The brief description from the Change.org posting:
Caylee's Law, contact your Senator and Representative: there should be a new federal law created called Caylee's Law that will make it a federal offense for a parent or guardian to not notify law enforcement of a child going missing in a timely manner.
Let's keep another case like Caylee Anthony out of the courts.
You can read the full petition letter here.
However, the potential law, which is aimed at President Obama and Congress, may not be constitutional on a federal level according to the Wall Street Journal. It seems criminal laws such as these tend to fall under state jurisdiction.
But "Caylee's Law" may at least come to fruition in Oklahoma. Reuters has reported that Oklahoma state Rep. Paul Wesselhoft plans to introduce the law during the 2012 legislative session. Wesselhoft apparently aims for a maximum misdemeanor or a felony conviction for a violation of the law if it is passed.

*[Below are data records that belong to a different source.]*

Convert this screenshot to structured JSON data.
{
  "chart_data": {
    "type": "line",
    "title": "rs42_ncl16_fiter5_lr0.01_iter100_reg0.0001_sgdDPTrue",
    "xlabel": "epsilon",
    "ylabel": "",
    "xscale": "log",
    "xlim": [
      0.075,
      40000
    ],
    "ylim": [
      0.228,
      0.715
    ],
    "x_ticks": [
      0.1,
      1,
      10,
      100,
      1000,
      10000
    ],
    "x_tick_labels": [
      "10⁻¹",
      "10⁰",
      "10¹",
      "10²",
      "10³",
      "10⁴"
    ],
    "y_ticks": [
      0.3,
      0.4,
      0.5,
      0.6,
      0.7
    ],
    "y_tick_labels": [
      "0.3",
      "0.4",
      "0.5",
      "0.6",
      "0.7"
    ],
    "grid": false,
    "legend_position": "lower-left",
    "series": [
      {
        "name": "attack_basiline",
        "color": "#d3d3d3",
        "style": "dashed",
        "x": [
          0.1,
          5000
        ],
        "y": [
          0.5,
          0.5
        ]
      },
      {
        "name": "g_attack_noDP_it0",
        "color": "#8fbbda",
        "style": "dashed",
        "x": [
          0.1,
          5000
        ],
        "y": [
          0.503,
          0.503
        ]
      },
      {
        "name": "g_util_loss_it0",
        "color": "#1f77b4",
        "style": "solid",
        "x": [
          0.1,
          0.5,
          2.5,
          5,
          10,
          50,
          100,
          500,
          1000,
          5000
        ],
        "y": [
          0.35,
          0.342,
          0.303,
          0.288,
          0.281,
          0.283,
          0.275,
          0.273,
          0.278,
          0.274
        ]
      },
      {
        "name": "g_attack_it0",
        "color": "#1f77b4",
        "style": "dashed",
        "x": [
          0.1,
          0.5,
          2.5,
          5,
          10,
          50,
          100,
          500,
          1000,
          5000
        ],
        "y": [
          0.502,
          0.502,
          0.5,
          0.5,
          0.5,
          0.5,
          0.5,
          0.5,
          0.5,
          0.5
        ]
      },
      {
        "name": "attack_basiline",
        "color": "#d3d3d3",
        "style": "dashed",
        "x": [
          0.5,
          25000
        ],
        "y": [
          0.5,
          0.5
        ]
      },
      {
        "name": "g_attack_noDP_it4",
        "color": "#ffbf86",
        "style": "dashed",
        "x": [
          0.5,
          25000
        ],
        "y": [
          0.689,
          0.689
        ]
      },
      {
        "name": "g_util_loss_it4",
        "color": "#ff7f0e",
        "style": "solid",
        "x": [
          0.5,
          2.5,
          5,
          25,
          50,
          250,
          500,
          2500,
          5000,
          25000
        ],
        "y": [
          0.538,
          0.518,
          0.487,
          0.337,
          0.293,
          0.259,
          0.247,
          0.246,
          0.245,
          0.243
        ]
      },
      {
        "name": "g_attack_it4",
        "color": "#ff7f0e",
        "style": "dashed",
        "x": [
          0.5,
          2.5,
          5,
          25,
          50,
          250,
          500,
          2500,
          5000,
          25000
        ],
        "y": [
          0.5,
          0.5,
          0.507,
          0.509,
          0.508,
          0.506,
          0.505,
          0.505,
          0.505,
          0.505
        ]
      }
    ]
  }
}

Update: Lawmakers from four states, including Oklahoma, have proposed versions of "Caylee's law", ABC News reports:
"Wesselhoft, a Republican, plans to propose a law at the start of Oklahoma's legislative session in 2012 that would make it a felony for a parent of guardian not to notify authorities within 24 hours of a child's death. He also plans to propose a requirement for parents to notify runaways under the age of 12 in a timely manner, although he admits having a time table for that is "more difficult because you don't know when the clock starts," he said.
UPDATE: The petition has now been signed by over 460,000 people, and is nearing its 500,000 signature goal.